Composed during lockdown, while any travel was impossible, Périple takes the form of a sequence of seven short poems which speak about great cities.
These seven "poems" - Austerlitz, Shanghai, Berlin, New York, London, Rome and Tokyo - could be seen as the pages of a travel diary. The music, without illustrating the situations recounted in these cities, follows the formal structure of the text very closely and tries to generate the impressions which the author felt there. By turns it is enveloping and fluid, energetic, noisy, rhythmic etc..
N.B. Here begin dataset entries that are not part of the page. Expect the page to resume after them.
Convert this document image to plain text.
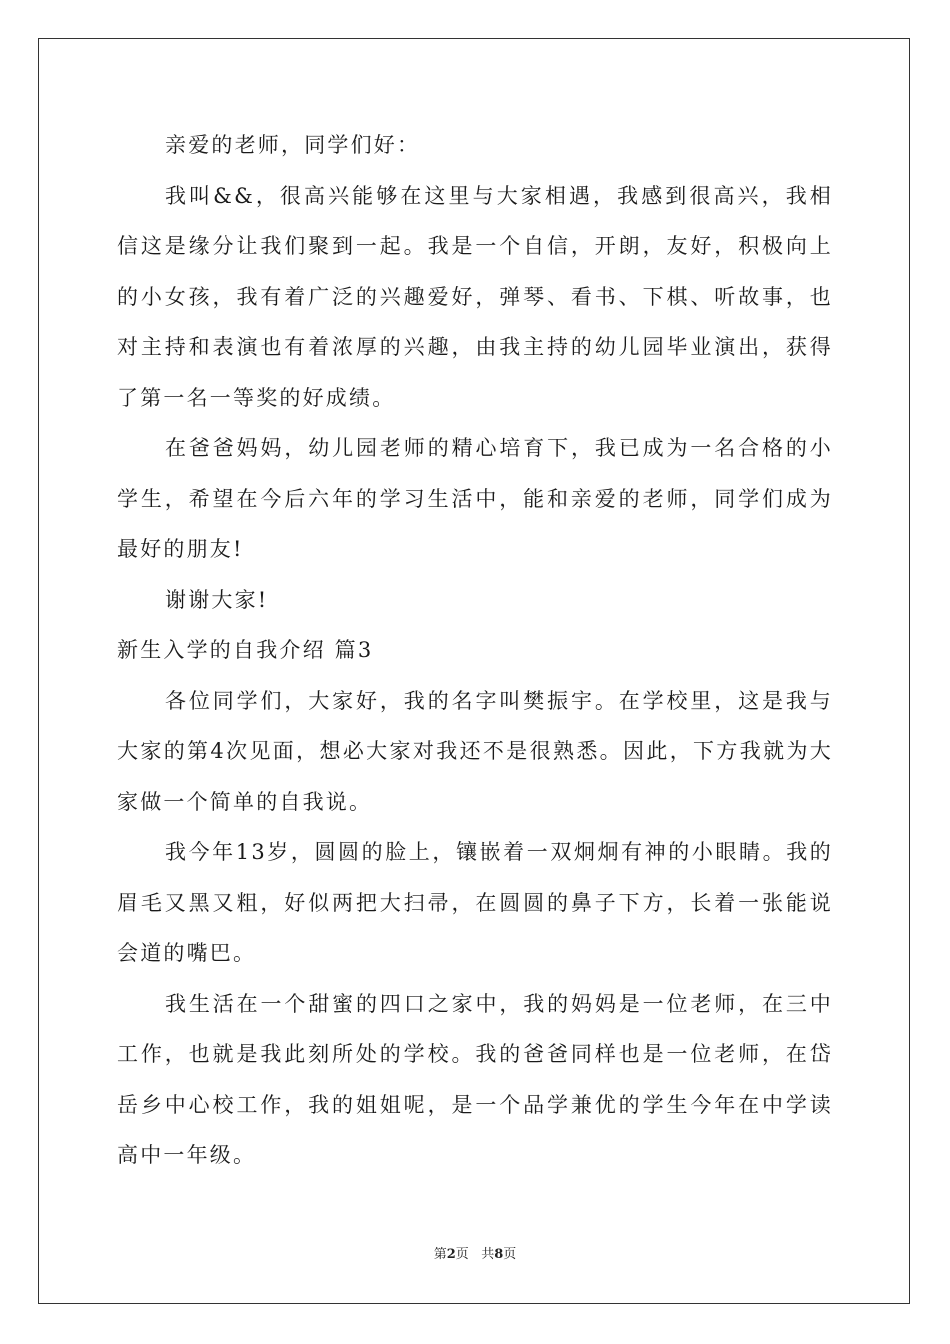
亲爱的老师，同学们好：

我叫&&，很高兴能够在这里与大家相遇，我感到很高兴，我相信这是缘分让我们聚到一起。我是一个自信，开朗，友好，积极向上的小女孩，我有着广泛的兴趣爱好，弹琴、看书、下棋、听故事，也对主持和表演也有着浓厚的兴趣，由我主持的幼儿园毕业演出，获得了第一名一等奖的好成绩。

在爸爸妈妈，幼儿园老师的精心培育下，我已成为一名合格的小学生，希望在今后六年的学习生活中，能和亲爱的老师，同学们成为最好的朋友!

谢谢大家!

新生入学的自我介绍 篇3

各位同学们，大家好，我的名字叫樊振宇。在学校里，这是我与大家的第4次见面，想必大家对我还不是很熟悉。因此，下方我就为大家做一个简单的自我说。

我今年13岁，圆圆的脸上，镶嵌着一双炯炯有神的小眼睛。我的眉毛又黑又粗，好似两把大扫帚，在圆圆的鼻子下方，长着一张能说会道的嘴巴。

我生活在一个甜蜜的四口之家中，我的妈妈是一位老师，在三中工作，也就是我此刻所处的学校。我的爸爸同样也是一位老师，在岱岳乡中心校工作，我的姐姐呢，是一个品学兼优的学生今年在中学读高中一年级。

第2页 共8页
The voice is treated in such a way that the text remains most often understandable, but it also happens that it often mixes into the instrumental texture around it, the understanding of the text becoming momentarily disrupted. Furthermore, at those moments when the text is most clear, you can observe the use of a form of madrigalism, as in Berlin (the metro, glass reptile), London (the thickness of the fog), Rome (the frozen water), etc..
While the piece is composed from spectral harmonic objects, the use of tempered instruments, such as the accordion, vibraphone and marimba, led me to use only a few micro-intervals with the bass clarinet. The search for an identifiable colour for the whole piece was not done by "synthesising" frequencies as I usually do, but by working on the fusion of the accordion with the bass clarinet and the percussion. Furthermore, I wanted to use the accordion across its whole register and not confine it to the extremes of its register, as is often the case when you want to give it an "electronic" character. Here, the accordion is exploited across the whole spectrum, but with the intention to make it merge as much as possible with the bass clarinet and the percussion, whether in parallels (fluid melismas or homorhythmic rhythmic groups), attacks (bass clarinet slaps), resonances (keyboards, Thai gongs) etc..
The piece, unconducted, represents a challenge for the musicians, particularly in the three interludes which could constitute a small piece in three movements. These three interludes can be considered to be comments taking their material from the melismas of Shanghai and Berlin, for example, the misty sounds of London and, more broadly, the general rhythm of the seven poems.